I’d like to summarize some of the most memorable Snappy accomplishments.
Short version: Firefox is much more reponsive now.
Much of the year was spent on tooling for analyzing Firefox performance. Gecko profiler is my favourite new tool. Telemetry chromehangs, evolution and slowsql are also great for settling arguments.
Many of the bugs below would not have gotten fixed without these tools.
Cleaning up the Memory Collectors
In the beginning of the year it was common to suffer long (200-700ms for me) garbage and cycle collection pauses. I now rarely see pauses over 20ms in these areas. I suspect these were the most laborious improvements of 2012: see the huge number of blocking bugs in bug 641025, bug 716598.
SQLite is a fine database, but it is much better at storing data robustly than accessing it efficiently. Firefox got nailed by the following footguns:
- overusing main-thread SQL queries
- performing expensive background queries
As if main-thread IO wasn’t bad enough, turns out SQLite does not like running queries in parallel. Mixing sync/async queries invites race conditions where sync queries can end up waiting for many minutes at a time (hanging the UI) while “background” maintenance queries complete. There were too many such fixes to list.
DOM Local Storage Caching
We ran into significant problems with Local Storage. In order conform to spec and not perform poorly, browsers are forced to maintain an in-memory cache (this is why Local Storage dominates in synthetic benchmarks: they are measuring memory bandwidth with no syscall, etc overhead).

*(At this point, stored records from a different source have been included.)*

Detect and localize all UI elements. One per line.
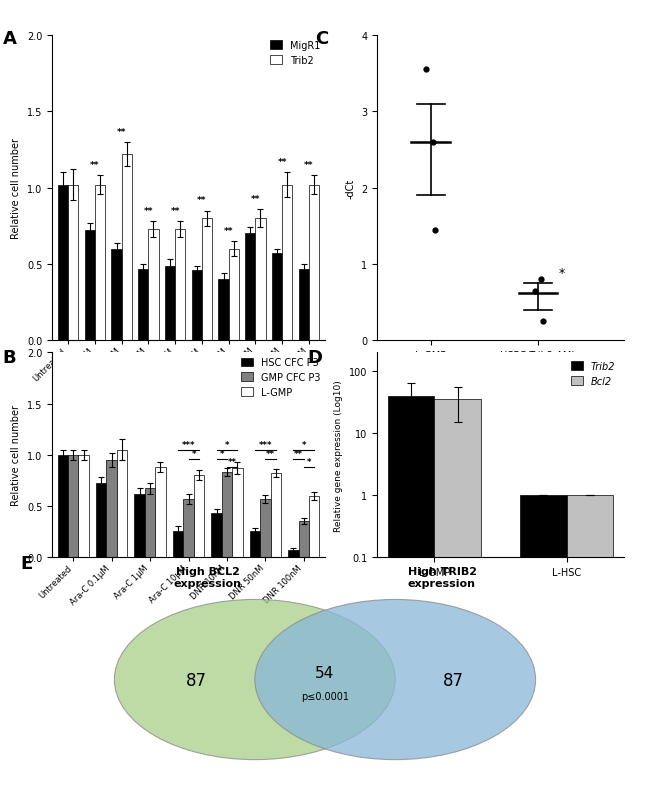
Y-axis label: Relative cell number: Relative cell number bbox=[11, 138, 21, 239]
Text: *: * bbox=[302, 440, 306, 449]
Bar bbox=[107, 460, 117, 557]
Text: A: A bbox=[3, 30, 17, 48]
Bar bbox=[211, 513, 222, 557]
Text: 87: 87 bbox=[186, 670, 207, 689]
Bar bbox=[68, 185, 78, 341]
Bar bbox=[183, 499, 194, 557]
Text: D: D bbox=[308, 349, 323, 367]
Text: **: ** bbox=[170, 207, 180, 216]
Y-axis label: Relative gene expression (Log10): Relative gene expression (Log10) bbox=[334, 379, 343, 531]
Bar bbox=[309, 185, 319, 341]
Text: **: ** bbox=[144, 207, 153, 216]
Bar bbox=[250, 532, 260, 557]
Text: *: * bbox=[220, 449, 224, 458]
Bar bbox=[58, 455, 68, 557]
Text: **: ** bbox=[278, 158, 287, 167]
Text: p≤0.0001: p≤0.0001 bbox=[301, 691, 349, 701]
Bar bbox=[135, 494, 145, 557]
Text: **: ** bbox=[294, 449, 303, 458]
Bar bbox=[520, 496, 567, 802]
Bar bbox=[289, 550, 298, 557]
Bar bbox=[148, 229, 159, 341]
Text: ***: *** bbox=[182, 440, 195, 449]
Text: **: ** bbox=[304, 161, 314, 170]
Bar bbox=[222, 472, 232, 557]
Bar bbox=[255, 219, 266, 341]
Bar bbox=[95, 185, 105, 341]
Bar bbox=[245, 234, 255, 341]
Bar bbox=[165, 266, 175, 341]
Text: 54: 54 bbox=[315, 666, 335, 680]
Text: 87: 87 bbox=[443, 670, 464, 689]
Bar bbox=[202, 219, 212, 341]
Bar bbox=[194, 476, 204, 557]
Bar bbox=[567, 496, 613, 802]
Bar bbox=[58, 185, 68, 341]
Text: **: ** bbox=[224, 227, 233, 236]
Bar bbox=[155, 468, 166, 557]
Bar bbox=[111, 249, 122, 341]
Bar bbox=[434, 399, 481, 802]
Text: *: * bbox=[192, 449, 196, 458]
Bar bbox=[272, 254, 282, 341]
Bar bbox=[84, 231, 95, 341]
Text: *: * bbox=[307, 457, 311, 467]
Text: E: E bbox=[21, 554, 33, 572]
Bar bbox=[138, 269, 148, 341]
Y-axis label: -dCt: -dCt bbox=[345, 178, 356, 199]
Text: B: B bbox=[3, 349, 16, 367]
Ellipse shape bbox=[114, 600, 395, 759]
Text: **: ** bbox=[251, 195, 260, 204]
Bar bbox=[117, 450, 127, 557]
Text: *: * bbox=[225, 440, 229, 449]
Legend: MigR1, Trib2: MigR1, Trib2 bbox=[270, 41, 320, 66]
Bar bbox=[260, 499, 270, 557]
Text: C: C bbox=[315, 30, 328, 48]
Bar bbox=[122, 155, 132, 341]
Bar bbox=[218, 280, 229, 341]
Bar bbox=[192, 271, 202, 341]
Bar bbox=[145, 489, 155, 557]
Legend: HSC CFC P3, GMP CFC P3, L-GMP: HSC CFC P3, GMP CFC P3, L-GMP bbox=[241, 358, 320, 398]
Y-axis label: Relative cell number: Relative cell number bbox=[11, 405, 21, 505]
Bar bbox=[270, 473, 281, 557]
Bar bbox=[282, 185, 293, 341]
Text: **: ** bbox=[266, 449, 275, 458]
Bar bbox=[175, 229, 185, 341]
Text: **: ** bbox=[227, 457, 237, 467]
Text: **: ** bbox=[90, 161, 99, 170]
Text: High BCL2
expression: High BCL2 expression bbox=[174, 567, 242, 589]
Text: **: ** bbox=[197, 196, 207, 205]
Bar bbox=[173, 532, 183, 557]
Bar bbox=[229, 249, 239, 341]
Text: High TRIB2
expression: High TRIB2 expression bbox=[408, 567, 476, 589]
Text: ***: *** bbox=[259, 440, 272, 449]
Text: *: * bbox=[558, 267, 565, 280]
Bar bbox=[298, 521, 309, 557]
Text: **: ** bbox=[117, 128, 126, 136]
Bar bbox=[232, 468, 242, 557]
Bar bbox=[309, 496, 319, 557]
Bar bbox=[68, 455, 79, 557]
Bar bbox=[79, 455, 88, 557]
Ellipse shape bbox=[255, 600, 536, 759]
Bar bbox=[388, 396, 434, 802]
Bar bbox=[96, 484, 107, 557]
Bar bbox=[299, 269, 309, 341]
Legend: Trib2, Bcl2: Trib2, Bcl2 bbox=[567, 358, 619, 391]
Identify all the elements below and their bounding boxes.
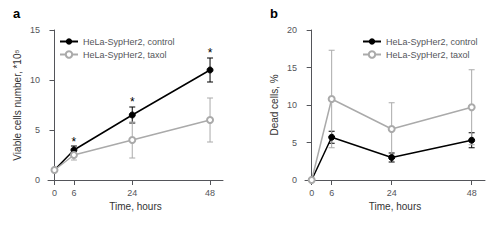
svg-text:24: 24 <box>387 188 397 198</box>
svg-text:5: 5 <box>35 125 40 135</box>
svg-text:6: 6 <box>329 188 334 198</box>
svg-text:48: 48 <box>205 188 215 198</box>
svg-text:5: 5 <box>292 138 297 148</box>
svg-text:HeLa-SypHer2, taxol: HeLa-SypHer2, taxol <box>386 50 470 60</box>
svg-text:0: 0 <box>52 188 57 198</box>
svg-text:*: * <box>72 135 77 149</box>
svg-text:20: 20 <box>287 25 297 35</box>
svg-text:10: 10 <box>30 75 40 85</box>
svg-text:6: 6 <box>71 188 76 198</box>
svg-text:15: 15 <box>287 63 297 73</box>
svg-text:*: * <box>130 95 135 109</box>
svg-text:48: 48 <box>467 188 477 198</box>
svg-text:b: b <box>270 6 278 21</box>
svg-text:HeLa-SypHer2, control: HeLa-SypHer2, control <box>83 37 175 47</box>
svg-text:10: 10 <box>287 100 297 110</box>
svg-text:0: 0 <box>292 175 297 185</box>
svg-text:0: 0 <box>309 188 314 198</box>
svg-text:a: a <box>13 6 21 21</box>
svg-text:Time, hours: Time, hours <box>369 201 421 212</box>
svg-text:Viable cells number, *10⁵: Viable cells number, *10⁵ <box>12 49 23 160</box>
svg-text:HeLa-SypHer2, taxol: HeLa-SypHer2, taxol <box>83 50 167 60</box>
svg-text:Time, hours: Time, hours <box>109 201 161 212</box>
svg-text:15: 15 <box>30 25 40 35</box>
svg-text:0: 0 <box>35 175 40 185</box>
svg-text:HeLa-SypHer2, control: HeLa-SypHer2, control <box>386 37 478 47</box>
svg-text:*: * <box>208 46 213 60</box>
svg-text:24: 24 <box>127 188 137 198</box>
svg-text:Dead cells, %: Dead cells, % <box>269 74 280 135</box>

- It became really popular in 2011-2012 despite a poor spec: main-thread reads and vagueness on when/whether data should hit disk.
- Local Storage cache was causing LS to be written out too often: bug 714964
- Local Storage cache was written on main-thread. For paranoid amusement it was then read back in after every writeout: bug 807021
- For some some reason to do with how our DOM works there is a second level of caching so local storage can actually use up 2x more memory in RAM than it does on disk. As a result the Local Storage cache is slated for a complete rewrite in bug 600307.

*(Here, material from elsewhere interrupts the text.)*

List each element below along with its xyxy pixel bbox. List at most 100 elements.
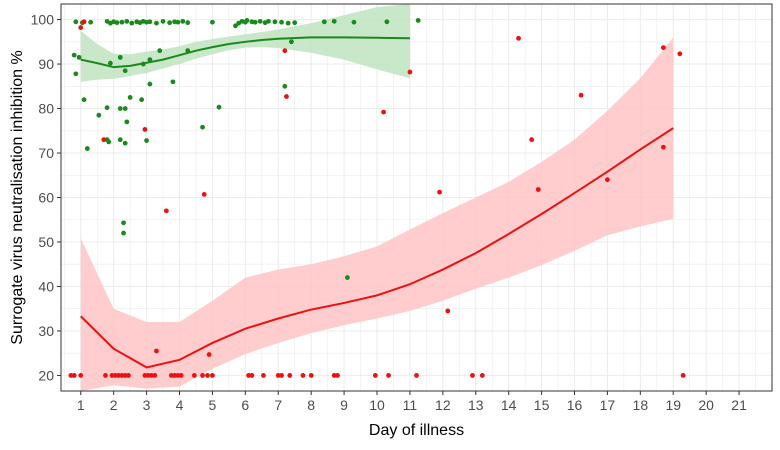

I should note, I made a mistake and attributed too much blame to the Local Storage API. I will blog on the exact extent of Local Storage badness once I have a chance to access the relevant telemetry data.

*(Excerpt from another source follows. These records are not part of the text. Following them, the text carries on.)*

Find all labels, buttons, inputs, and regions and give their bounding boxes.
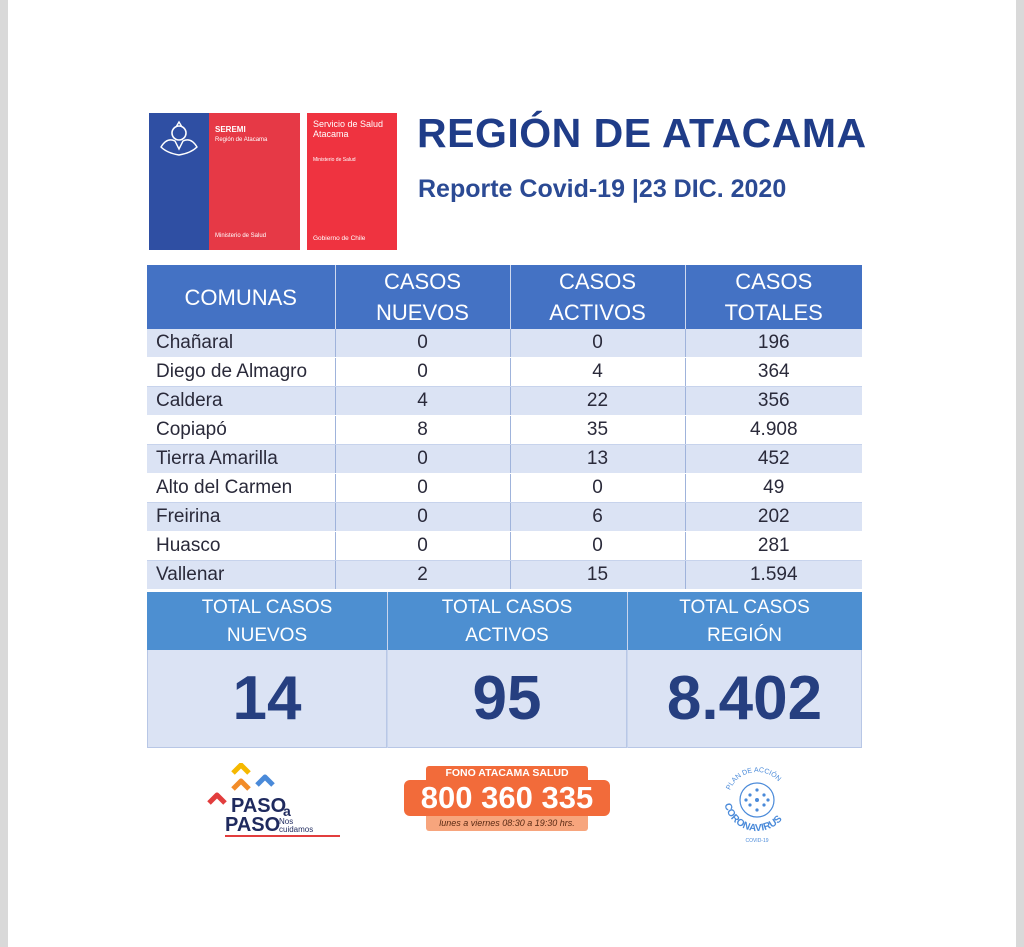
servicio-logo-subtitle: Ministerio de Salud [313,157,356,163]
table-row: Tierra Amarilla 0 13 452 [147,444,862,474]
plan-small-text: COVID-19 [745,838,768,844]
table-header-row: COMUNAS CASOS NUEVOS CASOS ACTIVOS CASOS… [147,265,862,329]
total-region-value: 8.402 [627,650,862,748]
cell-casos-nuevos: 4 [335,386,511,416]
servicio-logo-title: Servicio de Salud Atacama [313,119,384,139]
cell-casos-activos: 6 [510,502,686,532]
cell-casos-nuevos: 0 [335,531,511,561]
cell-casos-activos: 0 [510,531,686,561]
cell-comuna: Diego de Almagro [147,357,336,387]
fono-number: 800 360 335 [404,780,610,816]
fono-hours: lunes a viernes 08:30 a 19:30 hrs. [426,816,588,831]
total-nuevos: TOTAL CASOS NUEVOS 14 [147,592,387,748]
paso-word-2: PASO [225,814,281,836]
seremi-logo-blue-band [149,113,209,250]
paso-tag-2: cuidamos [279,825,314,834]
table-row: Vallenar 2 15 1.594 [147,560,862,590]
cell-casos-totales: 356 [685,386,862,416]
table-row: Freirina 0 6 202 [147,502,862,532]
servicio-logo-footer: Gobierno de Chile [313,235,366,242]
plan-bottom-text: CORONAVIRUS [722,802,785,834]
totals-panel: TOTAL CASOS NUEVOS 14 TOTAL CASOS ACTIVOS … [147,592,862,748]
table-row: Caldera 4 22 356 [147,386,862,416]
cell-comuna: Tierra Amarilla [147,444,336,474]
total-activos-value: 95 [387,650,627,748]
servicio-salud-logo: Servicio de Salud Atacama Ministerio de … [307,113,397,250]
table-row: Diego de Almagro 0 4 364 [147,357,862,387]
table-row: Copiapó 8 35 4.908 [147,415,862,445]
cell-casos-nuevos: 0 [335,444,511,474]
cell-comuna: Chañaral [147,329,336,358]
cell-casos-totales: 202 [685,502,862,532]
cell-casos-nuevos: 0 [335,502,511,532]
cell-casos-nuevos: 0 [335,357,511,387]
fono-tag: FONO ATACAMA SALUD [426,766,588,781]
table-row: Huasco 0 0 281 [147,531,862,561]
cell-casos-activos: 22 [510,386,686,416]
paso-chevrons-icon [207,763,275,805]
totals-divider [627,592,628,748]
cell-casos-nuevos: 0 [335,329,511,358]
cell-casos-nuevos: 0 [335,473,511,503]
cases-table: COMUNAS CASOS NUEVOS CASOS ACTIVOS CASOS… [147,265,862,590]
cell-comuna: Copiapó [147,415,336,445]
cell-casos-activos: 4 [510,357,686,387]
paso-word-1: PASO [231,795,287,817]
table-row: Alto del Carmen 0 0 49 [147,473,862,503]
cell-casos-nuevos: 2 [335,560,511,590]
cell-casos-activos: 0 [510,473,686,503]
cell-casos-totales: 364 [685,357,862,387]
paso-tag-1: Nos [279,817,294,826]
cell-casos-totales: 281 [685,531,862,561]
page-title: REGIÓN DE ATACAMA [417,110,867,156]
cell-casos-totales: 1.594 [685,560,862,590]
paso-a: a [283,803,291,819]
plan-top-text: PLAN DE ACCIÓN [725,767,782,791]
cell-casos-activos: 15 [510,560,686,590]
header-comunas: COMUNAS [147,265,336,329]
total-region-label: TOTAL CASOS REGIÓN [627,592,862,650]
chile-coat-of-arms-icon [160,120,198,156]
cell-comuna: Alto del Carmen [147,473,336,503]
total-activos: TOTAL CASOS ACTIVOS 95 [387,592,627,748]
total-nuevos-value: 14 [147,650,387,748]
cell-casos-activos: 0 [510,329,686,358]
header-casos-totales: CASOS TOTALES [685,265,862,329]
totals-divider [387,592,388,748]
cell-comuna: Freirina [147,502,336,532]
coronavirus-seal-icon: PLAN DE ACCIÓN CORONAVIRUS COVID-19 [722,767,785,844]
header-casos-activos: CASOS ACTIVOS [510,265,686,329]
seremi-logo-title: SEREMI [215,125,246,134]
cell-casos-nuevos: 8 [335,415,511,445]
total-nuevos-label: TOTAL CASOS NUEVOS [147,592,387,650]
cell-comuna: Caldera [147,386,336,416]
cell-casos-totales: 452 [685,444,862,474]
fono-atacama-salud: FONO ATACAMA SALUD 800 360 335 lunes a v… [404,766,610,834]
total-activos-label: TOTAL CASOS ACTIVOS [387,592,627,650]
cell-casos-totales: 4.908 [685,415,862,445]
header-casos-nuevos: CASOS NUEVOS [335,265,511,329]
cell-casos-activos: 35 [510,415,686,445]
cell-casos-totales: 49 [685,473,862,503]
table-row: Chañaral 0 0 196 [147,329,862,358]
paso-underline [225,835,340,837]
seremi-logo-red-band: SEREMI Región de Atacama Ministerio de S… [209,113,300,250]
seremi-logo: SEREMI Región de Atacama Ministerio de S… [149,113,300,250]
paso-a-paso-logo: PASO a PASO Nos cuidamos [207,763,340,843]
report-subtitle: Reporte Covid-19 |23 DIC. 2020 [418,175,787,203]
plan-coronavirus-seal: PLAN DE ACCIÓN CORONAVIRUS COVID-19 [714,758,800,844]
cell-comuna: Huasco [147,531,336,561]
cell-comuna: Vallenar [147,560,336,590]
seremi-logo-footer: Ministerio de Salud [215,233,267,239]
cell-casos-totales: 196 [685,329,862,358]
cell-casos-activos: 13 [510,444,686,474]
seremi-logo-subtitle: Región de Atacama [215,137,268,143]
total-region: TOTAL CASOS REGIÓN 8.402 [627,592,862,748]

Surprisingly, the Local Storage caching layer was so bad that the underlying SQLite footguns did not get to play a role in this tragedy.
For years people would argue on how patches should strive to use async APIs during patch review. Unfortunately even a little bit of sync IO has potential to cancel out the most elaborate async efforts.
We had no purely async storage APIs until recently. We now have one such API in OS.File.
The following sadness was fixed:
- Renaming directories with lots of files can take minutes on Windows: bad when it happens on startup: bug 701909.
- Firefox had a minor tendency to start loading webpages before UI is shown: bug 756313, bug 715402.
- Q: What could be worse than loading pages before UI is shown? A: Executing synchronous proxy code: bug 790370, bug 767159
- Firefox insisted on doing network activity to verify some extension jars on startup: bug 726125
- Tab switching to some popular websites is roughly 10x faster now (too many bugs to list).
- Firefox tended be unresponsive during large downloads: bug 789932.
- In some situations hardware acceleration would slow down Firefox UI to a crawl: too many bugs to list here.
2012 was a good warm-up. We spent a substantial part of the year on tooling. If everything goes right, that should pay off in the coming year.